2 High-strength aluminum alloy extrusion production process

     High-strength aluminum alloy in the application process has a variety of forms, mainly in the form of aluminum profiles, aluminum plates, 3D printing powder and so on. Among them, aluminum alloy profiles have excellent characteristics such as light weight and high strength, mature welding process, etc. Aluminum profiles can be used as large-scale structural load-bearing parts in the aerospace and rail transportation fields in a large number of applications. The production process of aluminum profiles mainly adopts continuous pultrusion molding process to improve the production efficiency and certain pre-stress orientation to improve the mechanical properties of profiles. In the extrusion process of aluminum profiles, in the continuous extrusion method of multiple extrusion cycles, an interface will be formed between 2 adjacent extruded billets, which increases the extension length of the interface in the profile, because the transverse weld will greatly affect the service life of the aluminum profile, resulting in a sharp decline in fatigue life.
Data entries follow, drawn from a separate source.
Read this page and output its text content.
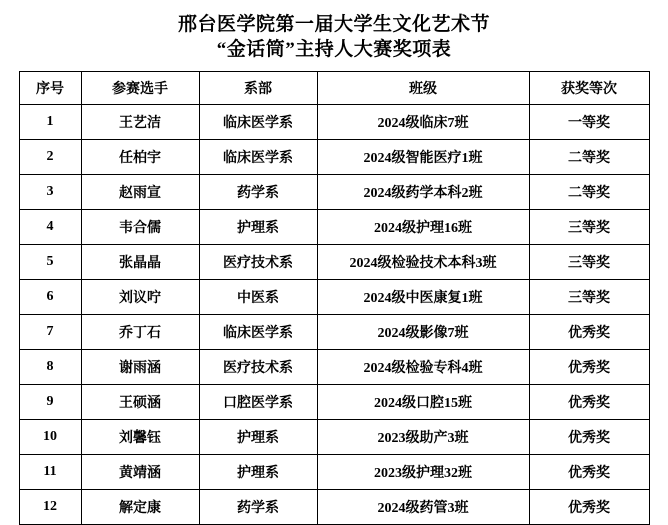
邢台医学院第一届大学生文化艺术节
“金话筒”主持人大赛奖项表
序号	参赛选手	系部	班级	获奖等次
1	王艺洁	临床医学系	2024级临床7班	一等奖
2	任柏宇	临床医学系	2024级智能医疗1班	二等奖
3	赵雨宣	药学系	2024级药学本科2班	二等奖
4	韦合儒	护理系	2024级护理16班	三等奖
5	张晶晶	医疗技术系	2024级检验技术本科3班	三等奖
6	刘议咛	中医系	2024级中医康复1班	三等奖
7	乔丁石	临床医学系	2024级影像7班	优秀奖
8	谢雨涵	医疗技术系	2024级检验专科4班	优秀奖
9	王硕涵	口腔医学系	2024级口腔15班	优秀奖
10	刘馨钰	护理系	2023级助产3班	优秀奖
11	黄靖涵	护理系	2023级护理32班	优秀奖
12	解定康	药学系	2024级药管3班	优秀奖
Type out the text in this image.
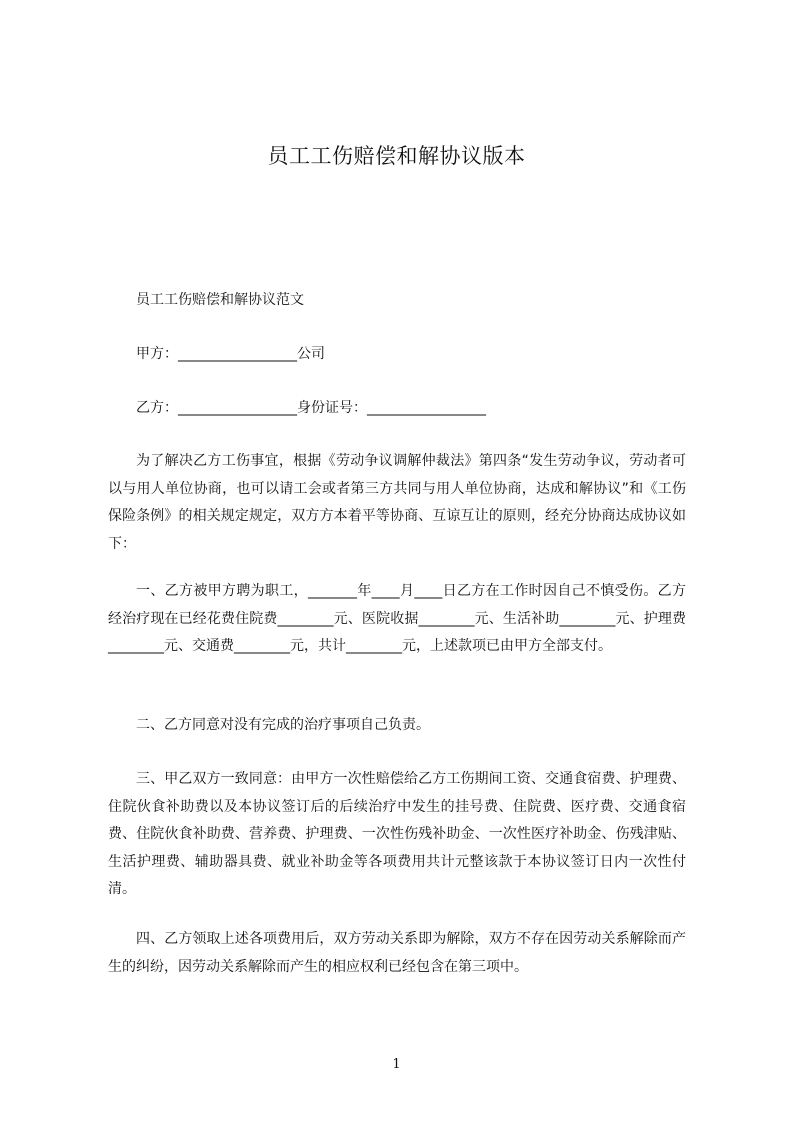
员工工伤赔偿和解协议版本
员工工伤赔偿和解协议范文
甲方：_________________公司
乙方：_________________身份证号：_________________
为了解决乙方工伤事宜，根据《劳动争议调解仲裁法》第四条“发生劳动争议，劳动者可以与用人单位协商，也可以请工会或者第三方共同与用人单位协商，达成和解协议”和《工伤保险条例》的相关规定规定，双方方本着平等协商、互谅互让的原则，经充分协商达成协议如下：
一、乙方被甲方聘为职工，_______年____月____日乙方在工作时因自己不慎受伤。乙方经治疗现在已经花费住院费________元、医院收据________元、生活补助________元、护理费________元、交通费________元，共计________元，上述款项已由甲方全部支付。
二、乙方同意对没有完成的治疗事项自己负责。
三、甲乙双方一致同意：由甲方一次性赔偿给乙方工伤期间工资、交通食宿费、护理费、住院伙食补助费以及本协议签订后的后续治疗中发生的挂号费、住院费、医疗费、交通食宿费、住院伙食补助费、营养费、护理费、一次性伤残补助金、一次性医疗补助金、伤残津贴、生活护理费、辅助器具费、就业补助金等各项费用共计元整该款于本协议签订日内一次性付清。
四、乙方领取上述各项费用后，双方劳动关系即为解除，双方不存在因劳动关系解除而产生的纠纷，因劳动关系解除而产生的相应权利已经包含在第三项中。
1
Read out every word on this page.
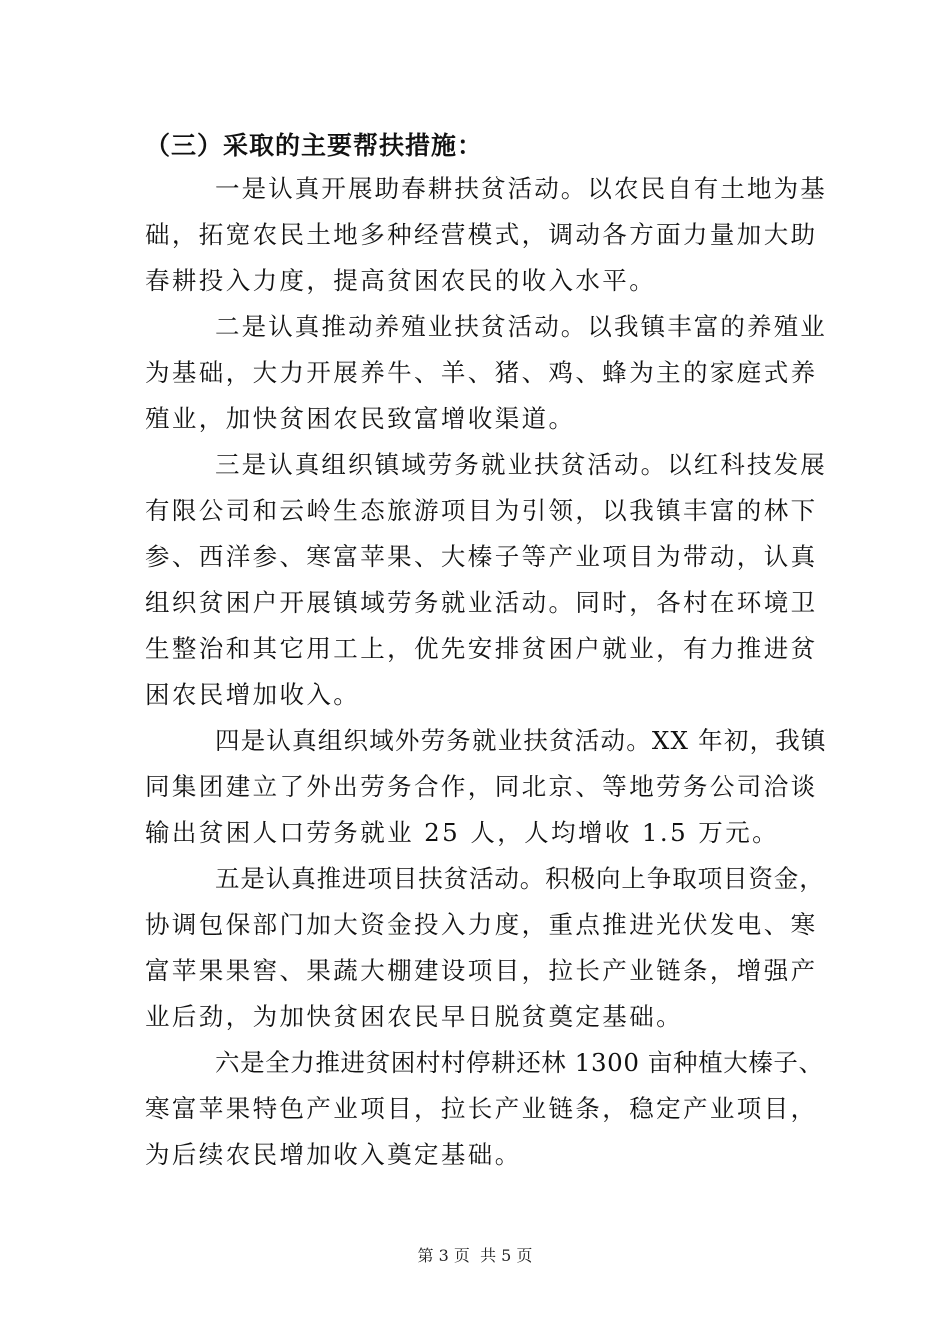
（三）采取的主要帮扶措施：
一是认真开展助春耕扶贫活动。以农民自有土地为基
础，拓宽农民土地多种经营模式，调动各方面力量加大助
春耕投入力度，提高贫困农民的收入水平。
二是认真推动养殖业扶贫活动。以我镇丰富的养殖业
为基础，大力开展养牛、羊、猪、鸡、蜂为主的家庭式养
殖业，加快贫困农民致富增收渠道。
三是认真组织镇域劳务就业扶贫活动。以红科技发展
有限公司和云岭生态旅游项目为引领，以我镇丰富的林下
参、西洋参、寒富苹果、大榛子等产业项目为带动，认真
组织贫困户开展镇域劳务就业活动。同时，各村在环境卫
生整治和其它用工上，优先安排贫困户就业，有力推进贫
困农民增加收入。
四是认真组织域外劳务就业扶贫活动。XX 年初，我镇
同集团建立了外出劳务合作，同北京、等地劳务公司洽谈
输出贫困人口劳务就业 25 人，人均增收 1.5 万元。
五是认真推进项目扶贫活动。积极向上争取项目资金，
协调包保部门加大资金投入力度，重点推进光伏发电、寒
富苹果果窖、果蔬大棚建设项目，拉长产业链条，增强产
业后劲，为加快贫困农民早日脱贫奠定基础。
六是全力推进贫困村村停耕还林 1300 亩种植大榛子、
寒富苹果特色产业项目，拉长产业链条，稳定产业项目，
为后续农民增加收入奠定基础。
第 3 页  共 5 页
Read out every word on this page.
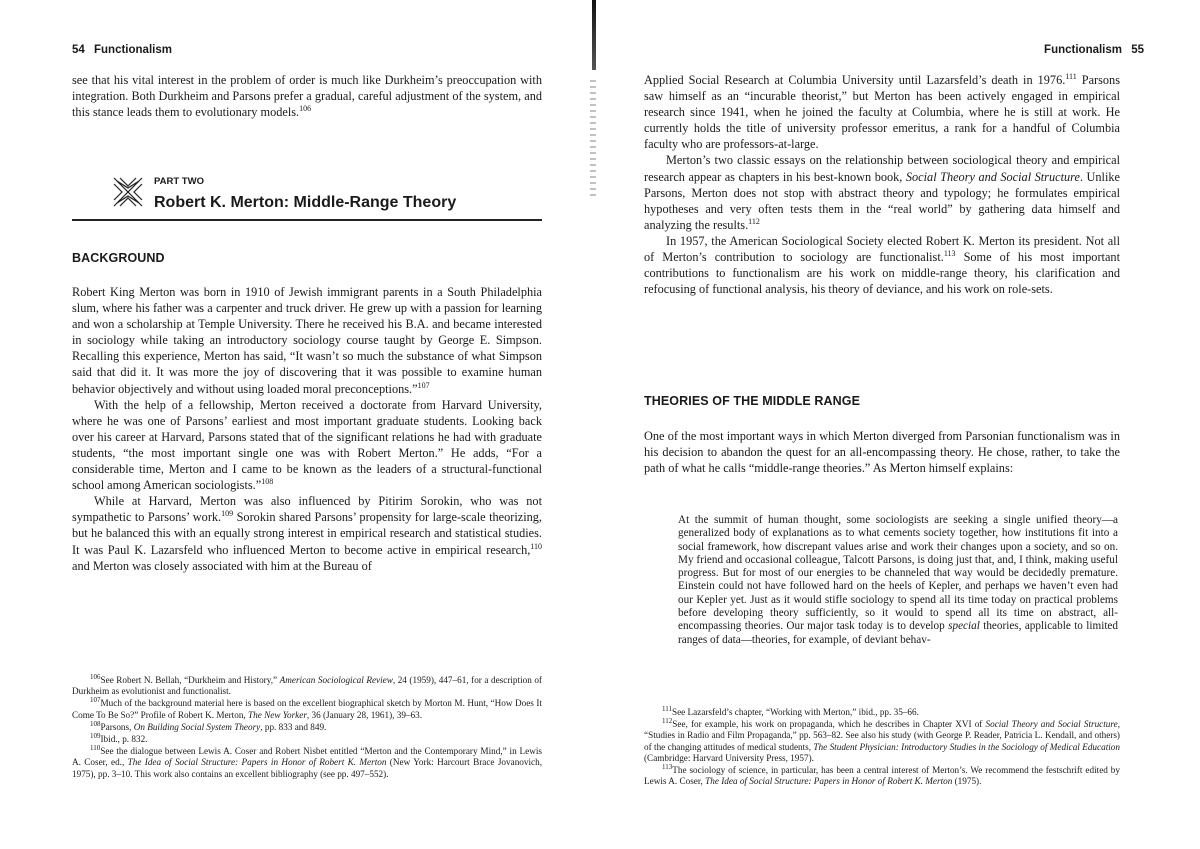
54 Functionalism

see that his vital interest in the problem of order is much like Durkheim’s preoccupation with integration. Both Durkheim and Parsons prefer a gradual, careful adjustment of the system, and this stance leads them to evolutionary models.$^{106}$

PART TWO
Robert K. Merton: Middle-Range Theory
BACKGROUND

Robert King Merton was born in 1910 of Jewish immigrant parents in a South Philadelphia slum, where his father was a carpenter and truck driver. He grew up with a passion for learning and won a scholarship at Temple University. There he received his B.A. and became interested in sociology while taking an introductory sociology course taught by George E. Simpson. Recalling this experience, Merton has said, “It wasn’t so much the substance of what Simpson said that did it. It was more the joy of discovering that it was possible to examine human behavior objectively and without using loaded moral preconceptions.”$^{107}$

With the help of a fellowship, Merton received a doctorate from Harvard University, where he was one of Parsons’ earliest and most important graduate students. Looking back over his career at Harvard, Parsons stated that of the significant relations he had with graduate students, “the most important single one was with Robert Merton.” He adds, “For a considerable time, Merton and I came to be known as the leaders of a structural-functional school among American sociologists.”$^{108}$

While at Harvard, Merton was also influenced by Pitirim Sorokin, who was not sympathetic to Parsons’ work.$^{109}$ Sorokin shared Parsons’ propensity for large-scale theorizing, but he balanced this with an equally strong interest in empirical research and statistical studies. It was Paul K. Lazarsfeld who influenced Merton to become active in empirical research,$^{110}$ and Merton was closely associated with him at the Bureau of

$^{106}$See Robert N. Bellah, “Durkheim and History,” American Sociological Review, 24 (1959), 447–61, for a description of Durkheim as evolutionist and functionalist.

$^{107}$Much of the background material here is based on the excellent biographical sketch by Morton M. Hunt, “How Does It Come To Be So?” Profile of Robert K. Merton, The New Yorker, 36 (January 28, 1961), 39–63.

$^{108}$Parsons, On Building Social System Theory, pp. 833 and 849.

$^{109}$Ibid., p. 832.

$^{110}$See the dialogue between Lewis A. Coser and Robert Nisbet entitled “Merton and the Contemporary Mind,” in Lewis A. Coser, ed., The Idea of Social Structure: Papers in Honor of Robert K. Merton (New York: Harcourt Brace Jovanovich, 1975), pp. 3–10. This work also contains an excellent bibliography (see pp. 497–552).

Functionalism 55

Applied Social Research at Columbia University until Lazarsfeld’s death in 1976.$^{111}$ Parsons saw himself as an “incurable theorist,” but Merton has been actively engaged in empirical research since 1941, when he joined the faculty at Columbia, where he is still at work. He currently holds the title of university professor emeritus, a rank for a handful of Columbia faculty who are professors-at-large.

Merton’s two classic essays on the relationship between sociological theory and empirical research appear as chapters in his best-known book, Social Theory and Social Structure. Unlike Parsons, Merton does not stop with abstract theory and typology; he formulates empirical hypotheses and very often tests them in the “real world” by gathering data himself and analyzing the results.$^{112}$

In 1957, the American Sociological Society elected Robert K. Merton its president. Not all of Merton’s contribution to sociology are functionalist.$^{113}$ Some of his most important contributions to functionalism are his work on middle-range theory, his clarification and refocusing of functional analysis, his theory of deviance, and his work on role-sets.

THEORIES OF THE MIDDLE RANGE

One of the most important ways in which Merton diverged from Parsonian functionalism was in his decision to abandon the quest for an all-encompassing theory. He chose, rather, to take the path of what he calls “middle-range theories.” As Merton himself explains:

At the summit of human thought, some sociologists are seeking a single unified theory—a generalized body of explanations as to what cements society together, how institutions fit into a social framework, how discrepant values arise and work their changes upon a society, and so on. My friend and occasional colleague, Talcott Parsons, is doing just that, and, I think, making useful progress. But for most of our energies to be channeled that way would be decidedly premature. Einstein could not have followed hard on the heels of Kepler, and perhaps we haven’t even had our Kepler yet. Just as it would stifle sociology to spend all its time today on practical problems before developing theory sufficiently, so it would to spend all its time on abstract, all-encompassing theories. Our major task today is to develop special theories, applicable to limited ranges of data—theories, for example, of deviant behav-

$^{111}$See Lazarsfeld’s chapter, “Working with Merton,” ibid., pp. 35–66.

$^{112}$See, for example, his work on propaganda, which he describes in Chapter XVI of Social Theory and Social Structure, “Studies in Radio and Film Propaganda,” pp. 563–82. See also his study (with George P. Reader, Patricia L. Kendall, and others) of the changing attitudes of medical students, The Student Physician: Introductory Studies in the Sociology of Medical Education (Cambridge: Harvard University Press, 1957).

$^{113}$The sociology of science, in particular, has been a central interest of Merton’s. We recommend the festschrift edited by Lewis A. Coser, The Idea of Social Structure: Papers in Honor of Robert K. Merton (1975).
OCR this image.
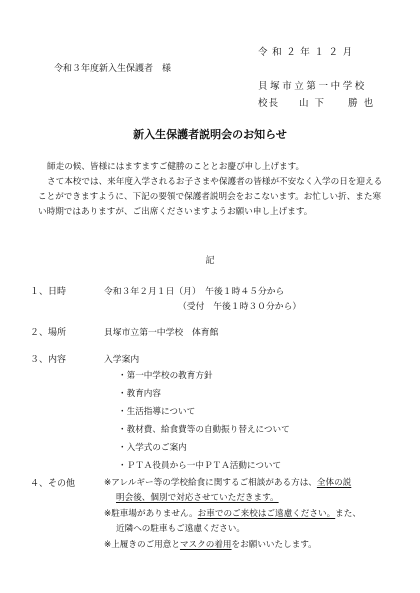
令和２年１２月
令和３年度新入生保護者　様
貝塚市立第一中学校
校長 山下 勝也
新入生保護者説明会のお知らせ
師走の候、皆様にはますますご健勝のこととお慶び申し上げます。
さて本校では、来年度入学されるお子さまや保護者の皆様が不安なく入学の日を迎えることができますように、下記の要領で保護者説明会をおこないます。お忙しい折、また寒い時期ではありますが、ご出席くださいますようお願い申し上げます。
記
１、日時	令和３年２月１日（月）　午後１時４５分から
（受付　午後１時３０分から）
２、場所	貝塚市立第一中学校　体育館
３、内容	入学案内
・第一中学校の教育方針
・教育内容
・生活指導について
・教材費、給食費等の自動振り替えについて
・入学式のご案内
・ＰＴＡ役員から一中ＰＴＡ活動について
４、その他	※アレルギー等の学校給食に関するご相談がある方は、全体の説
明会後、個別で対応させていただきます。
※駐車場がありません。お車でのご来校はご遠慮ください。また、
近隣への駐車もご遠慮ください。
※上履きのご用意とマスクの着用をお願いいたします。
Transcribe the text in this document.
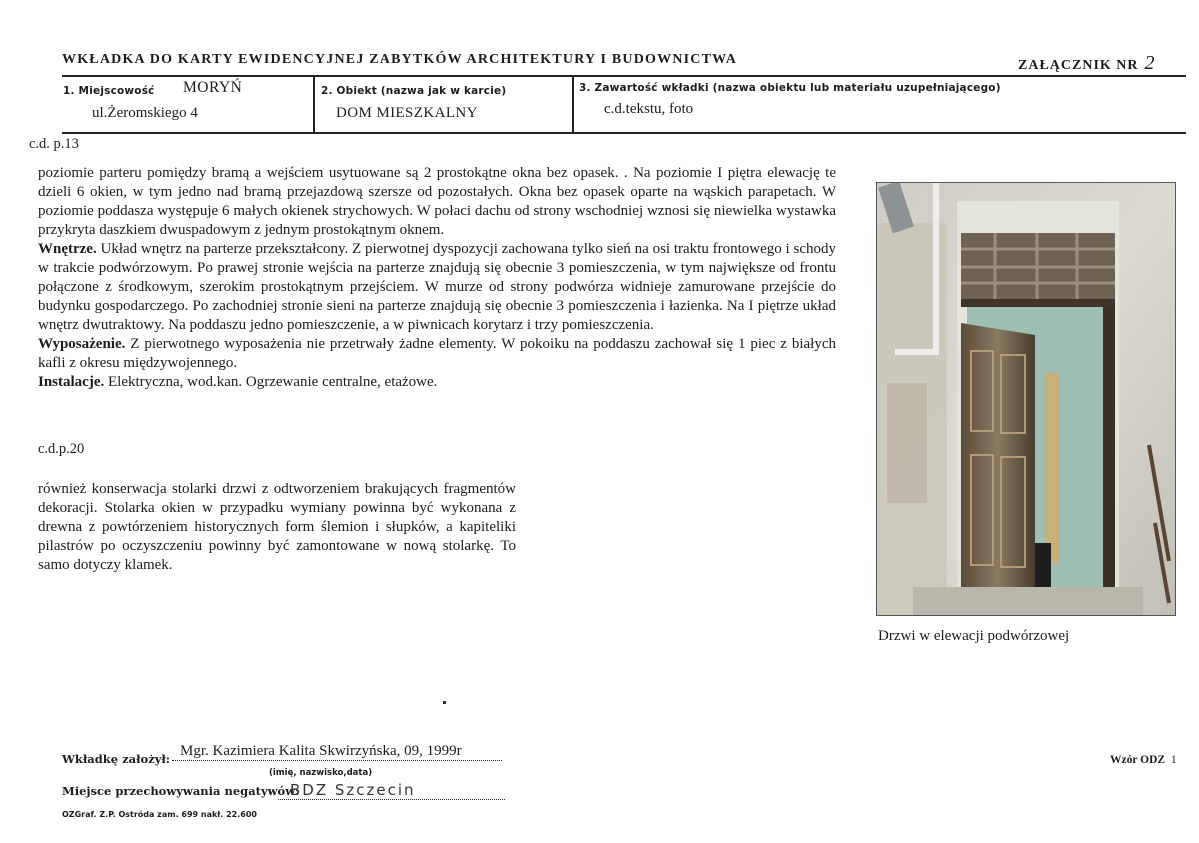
WKŁADKA DO KARTY EWIDENCYJNEJ ZABYTKÓW ARCHITEKTURY I BUDOWNICTWA	ZAŁĄCZNIK NR 2
1. Miejscowość MORYŃ
ul.Żeromskiego 4
2. Obiekt (nazwa jak w karcie)
DOM MIESZKALNY
3. Zawartość wkładki (nazwa obiektu lub materiału uzupełniającego)
c.d.tekstu, foto
c.d. p.13

poziomie parteru pomiędzy bramą a wejściem usytuowane są 2 prostokątne okna bez opasek. . Na poziomie I piętra elewację te dzieli 6 okien, w tym jedno nad bramą przejazdową szersze od pozostałych. Okna bez opasek oparte na wąskich parapetach. W poziomie poddasza występuje 6 małych okienek strychowych. W połaci dachu od strony wschodniej wznosi się niewielka wystawka przykryta daszkiem dwuspadowym z jednym prostokątnym oknem.

Wnętrze. Układ wnętrz na parterze przekształcony. Z pierwotnej dyspozycji zachowana tylko sień na osi traktu frontowego i schody w trakcie podwórzowym. Po prawej stronie wejścia na parterze znajdują się obecnie 3 pomieszczenia, w tym największe od frontu połączone z środkowym, szerokim prostokątnym przejściem. W murze od strony podwórza widnieje zamurowane przejście do budynku gospodarczego. Po zachodniej stronie sieni na parterze znajdują się obecnie 3 pomieszczenia i łazienka. Na I piętrze układ wnętrz dwutraktowy. Na poddaszu jedno pomieszczenie, a w piwnicach korytarz i trzy pomieszczenia.

Wyposażenie. Z pierwotnego wyposażenia nie przetrwały żadne elementy. W pokoiku na poddaszu zachował się 1 piec z białych kafli z okresu międzywojennego.

Instalacje. Elektryczna, wod.kan. Ogrzewanie centralne, etażowe.

c.d.p.20

również konserwacja stolarki drzwi z odtworzeniem brakujących fragmentów dekoracji. Stolarka okien w przypadku wymiany powinna być wykonana z drewna z powtórzeniem historycznych form ślemion i słupków, a kapiteliki pilastrów po oczyszczeniu powinny być zamontowane w nową stolarkę. To samo dotyczy klamek.

Drzwi w elewacji podwórzowej
Wkładkę założył: Mgr. Kazimiera Kalita Skwirzyńska, 09, 1999r
(imię, nazwisko,data)
Miejsce przechowywania negatywów:
BDZ Szczecin
OZGraf. Z.P. Ostróda zam. 699 nakł. 22.600
Wzór ODZ 1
3 High-strength aluminum alloy 3D printing process

     The development of low-cost, high-efficiency and automated high-strength aluminum alloy process technology has been the attention of aerospace, large-scale aluminum alloy or titanium alloy 3D printing technology for the current focus of aerospace attention. 3D printing technology, as a forward-looking strategic technology in our country, has a vital role in the development of engineering applications.

     In the field of aerospace, although there have been a large number of applications of aluminum alloys, but the actual application process compared to titanium alloys and composite materials there are certain disadvantages, such as aluminum alloys exposed to higher than 160 ℃ in the application of mechanical properties and corrosion resistance, fatigue performance will be reduced, and with the prolongation of the use of time will be softened and aging, so to enhance the comprehensive performance of aluminum alloys in the extreme working conditions still need to carry out a lot of work.

     Through the continuous maturation of 3D printing technology, the development of high-strength aluminum alloy powder is also ongoing, and new aluminum alloy materials continue to emerge and continue to refresh the performance of new highs. Aluminum alloy 3D printing development prospects are promising, mainly used in aerospace and military fields.